Attendance is required in this course. By not coming to class, students will be hurting their own final course grades in several ways. First off, and most obviously, such students will miss important course content; as a consequence, students who miss class will not do as well on tests or in class discussion. Secondly, students who miss class will be likely to miss other important course requirements that do directly count for a portion of one's final grade. This includes unannounced quizzes as well as participation.


(10% of final grade)

Learning will come much more easily to everyone, and the course will be far more enjoyable if students actively participate in their education! That is why I emphasize student participation and discussion in the classroom. I expect students to bring questions, ideas, and insights to class and to be prepared to share them. Of course, if you're not attending class, then you're not participating very well either; thus, remember that poor attendance will negatively affect this part of your final grade. Also, note that the value of your contribution to class times will depend on whether and how well you have done the assigned reading ahead of time.


(30% of final grade)

This course is part history and part philosophy. Either way you look at it, it needs to be reading intensive. Our primary sources for learning are the readings that we will work through from week to week. Thus, it is absolutely crucial that you are doing the readings very carefully before class. Accordingly, I will help you all by writing up reading guides for each week's texts. In order to make sure that you are doing the reading and doing it well, I reserve the right to pop a quiz on you over the reading material from time to time and as much as I like. Quiz questions are intended to be easy for those who have carefully read the required text, and they will often simply consist of a question pulled directly from that week's reading guide.

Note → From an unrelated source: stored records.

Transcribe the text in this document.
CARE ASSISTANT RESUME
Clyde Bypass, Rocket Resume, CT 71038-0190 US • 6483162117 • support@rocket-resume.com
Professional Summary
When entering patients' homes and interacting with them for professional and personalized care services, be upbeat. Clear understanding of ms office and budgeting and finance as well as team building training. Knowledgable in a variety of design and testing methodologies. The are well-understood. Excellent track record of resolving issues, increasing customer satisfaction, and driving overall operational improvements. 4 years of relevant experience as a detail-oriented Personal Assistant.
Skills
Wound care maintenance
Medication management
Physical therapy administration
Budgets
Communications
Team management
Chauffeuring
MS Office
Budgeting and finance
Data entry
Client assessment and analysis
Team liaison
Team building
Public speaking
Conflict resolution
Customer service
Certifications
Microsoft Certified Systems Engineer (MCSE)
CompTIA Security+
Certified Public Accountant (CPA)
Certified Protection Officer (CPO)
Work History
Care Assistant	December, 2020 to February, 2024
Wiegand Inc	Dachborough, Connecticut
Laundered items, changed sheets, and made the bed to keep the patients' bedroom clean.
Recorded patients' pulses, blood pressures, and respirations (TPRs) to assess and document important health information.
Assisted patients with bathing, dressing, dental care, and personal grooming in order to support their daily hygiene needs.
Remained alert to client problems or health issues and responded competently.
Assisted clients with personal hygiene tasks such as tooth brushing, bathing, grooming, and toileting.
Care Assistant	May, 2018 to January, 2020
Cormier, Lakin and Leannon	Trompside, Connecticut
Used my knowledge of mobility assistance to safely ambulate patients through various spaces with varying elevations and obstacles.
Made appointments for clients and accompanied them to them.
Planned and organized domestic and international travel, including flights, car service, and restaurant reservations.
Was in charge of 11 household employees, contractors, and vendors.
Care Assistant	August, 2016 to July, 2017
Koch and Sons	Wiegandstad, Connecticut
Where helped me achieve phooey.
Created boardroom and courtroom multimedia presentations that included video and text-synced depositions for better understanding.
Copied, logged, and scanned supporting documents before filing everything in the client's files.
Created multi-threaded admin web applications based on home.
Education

(3 x 20% of final grade each)

Each exam will consist of some combination of multiple-choice, short answer, and essay questions. The exams will cover significant ideas and arguments treated in the course -- those covered in the readings and class times. We will spend one full class time reviewing the relevant material together before each exam. Check the course calendar and schedule for exam dates, times, and locations.


Final letter grades will follow a standard 10-point scale: 98-100 A+, 92-98 A, 90-92 A-, 88-90 B+, 82-88 B, 80-82 B-, etc.

Policies, etc.


Students will not be allowed to make up missed quizzes or tests without a valid reason excusing them and evidence of that reason (e.g., sickness and a doctor’s note).


Please turn off your electronic devices during class. This very much includes your cell phones! If you absolutely feel like you have to have your tablet or laptop with you to take notes during class, please talk to me outside of class to attain permission.


All students are expected to adhere to the standards of academic honesty. Any student engaged in cheating, plagiarism, or other acts of academic dishonesty, would be subject to disciplinary action. Students should refer to the University of Utah Student Code for a description of academically dishonest behavior and a summary of the disciplinary actions that the University will take in punishing students who do not adhere to the standards described therein.


The University of Utah seeks to provide equal access to its programs, services and activities for people with disabilities. If you will need accommodations in the class, reasonable prior notice needs to be given to the Center for Disability Services, 162 Olpin Union Building, 581-5020 (V/TDD). CDS will work with you and the instructor to make arrangements for accommodations. All information in this course can be made available in alternative format with prior notification to the Center for Disability Services.